The story works thematically. What’s most appealing, though, is Nelson—a typical boy who is struggling to learn how the world works by observing the people around him—the neighbor and their affair, his parents and their political struggles, his brother and his letters from America. All of which contributes to the man he’s going to become—his own second life.

August 16 & 23: “Second Lives” by Daniel Alarcón

1 comment:

F. Escobar said...

My usual feeling when reading Alarcón is that he has talent and craft, but that I want to see what he could do with less "exotic" settings. I say this because the exotic backdrop in his work often becomes a proxy for plot and other more compelling elements. Regrettably, I didn't think "Second Lives" was an exception.

There's a good scene, just like there was a good scene in "The Idiot President" (also starring Nelson). The scene I liked was the one that involved Luz, Nelson's neighbor. Nelson's mother hears Luz is going on a trip to the States, and brings a gift she intends to send to her own son through Luz. (Her son, Francisco, lives in Alabama.) Luz takes the gift and callously tears it open, while saying that people can't be trusted anymore, and that maybe Nelson's mother meant to use Luz as a means to smuggle drugs into the States.

That was a forceful scene. But it has so very little do to with the rest of the story that it felt smuggled into the piece. This happened with the story's other elements, as well. The second-livish urge to move to the States, which gave the story its title, only shows up three columns (a little over a page) shy of the end.

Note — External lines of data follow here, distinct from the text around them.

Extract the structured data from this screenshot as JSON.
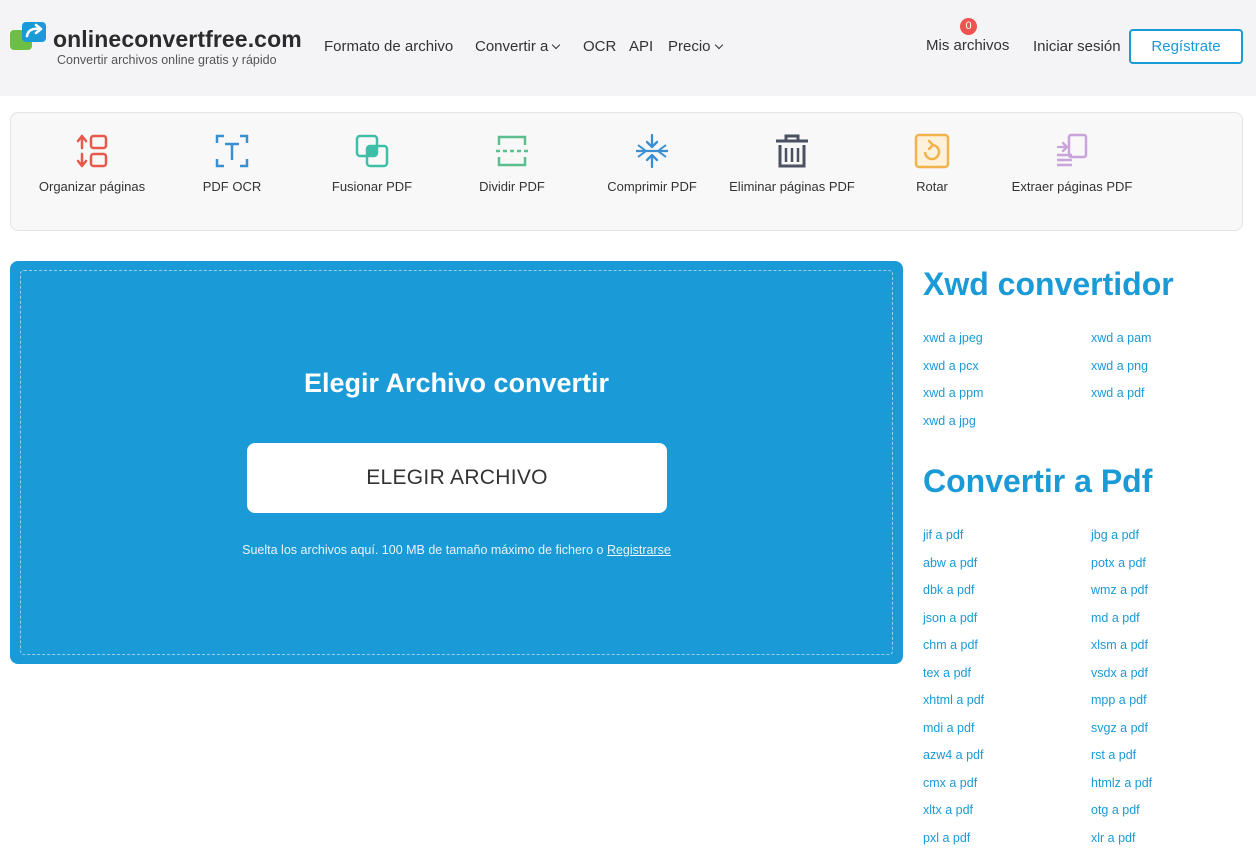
{
  "header": {
    "logo_text": "onlineconvertfree.com",
    "tagline": "Convertir archivos online gratis y rápido",
    "nav": {
      "formato": "Formato de archivo",
      "convertir": "Convertir a",
      "ocr": "OCR",
      "api": "API",
      "precio": "Precio"
    },
    "my_files": "Mis archivos",
    "my_files_count": "0",
    "login": "Iniciar sesión",
    "register": "Regístrate"
  },
  "tools": [
    {
      "label": "Organizar páginas",
      "icon": "organize-pages-icon",
      "color": "#e8584b"
    },
    {
      "label": "PDF OCR",
      "icon": "ocr-icon",
      "color": "#3a8fd1"
    },
    {
      "label": "Fusionar PDF",
      "icon": "merge-icon",
      "color": "#3fbfa7"
    },
    {
      "label": "Dividir PDF",
      "icon": "split-icon",
      "color": "#5dbf8e"
    },
    {
      "label": "Comprimir PDF",
      "icon": "compress-icon",
      "color": "#3a8fd1"
    },
    {
      "label": "Eliminar páginas PDF",
      "icon": "trash-icon",
      "color": "#4a5160"
    },
    {
      "label": "Rotar",
      "icon": "rotate-icon",
      "color": "#f2b24c"
    },
    {
      "label": "Extraer páginas PDF",
      "icon": "extract-icon",
      "color": "#c9a3d9"
    }
  ],
  "upload": {
    "title": "Elegir Archivo convertir",
    "button": "ELEGIR ARCHIVO",
    "drop_text": "Suelta los archivos aquí. 100 MB de tamaño máximo de fichero o",
    "register_link": "Registrarse"
  },
  "xwd": {
    "title": "Xwd convertidor",
    "links": [
      "xwd a jpeg",
      "xwd a pam",
      "xwd a pcx",
      "xwd a png",
      "xwd a ppm",
      "xwd a pdf",
      "xwd a jpg"
    ]
  },
  "pdf": {
    "title": "Convertir a Pdf",
    "links": [
      "jif a pdf",
      "jbg a pdf",
      "abw a pdf",
      "potx a pdf",
      "dbk a pdf",
      "wmz a pdf",
      "json a pdf",
      "md a pdf",
      "chm a pdf",
      "xlsm a pdf",
      "tex a pdf",
      "vsdx a pdf",
      "xhtml a pdf",
      "mpp a pdf",
      "mdi a pdf",
      "svgz a pdf",
      "azw4 a pdf",
      "rst a pdf",
      "cmx a pdf",
      "htmlz a pdf",
      "xltx a pdf",
      "otg a pdf",
      "pxl a pdf",
      "xlr a pdf"
    ]
  },
  "colors": {
    "accent": "#1a9ad6",
    "badge": "#ef5350",
    "header_bg": "#f4f4f6"
  }
}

This is probably because the story is an excerpt (or something like it). Still, a stronger plot was called for. All the strength comes from the crumbling, "shuddering city" in which strikes turn into riots turn into a police state turn into unemployment and hunger. But that's just the background. I kept wanting the foreground to become compelling.

What I just said about the appeal of the foreign and the exotic reminded me of a recent piece in the London Review of Books, on "programme fiction" in the last half century. It was published here. I may be overreaching by saying this, but since you have written quite interestingly on MFAs before, Clifford, it would be great to see a comment of yours on that article by Batuman.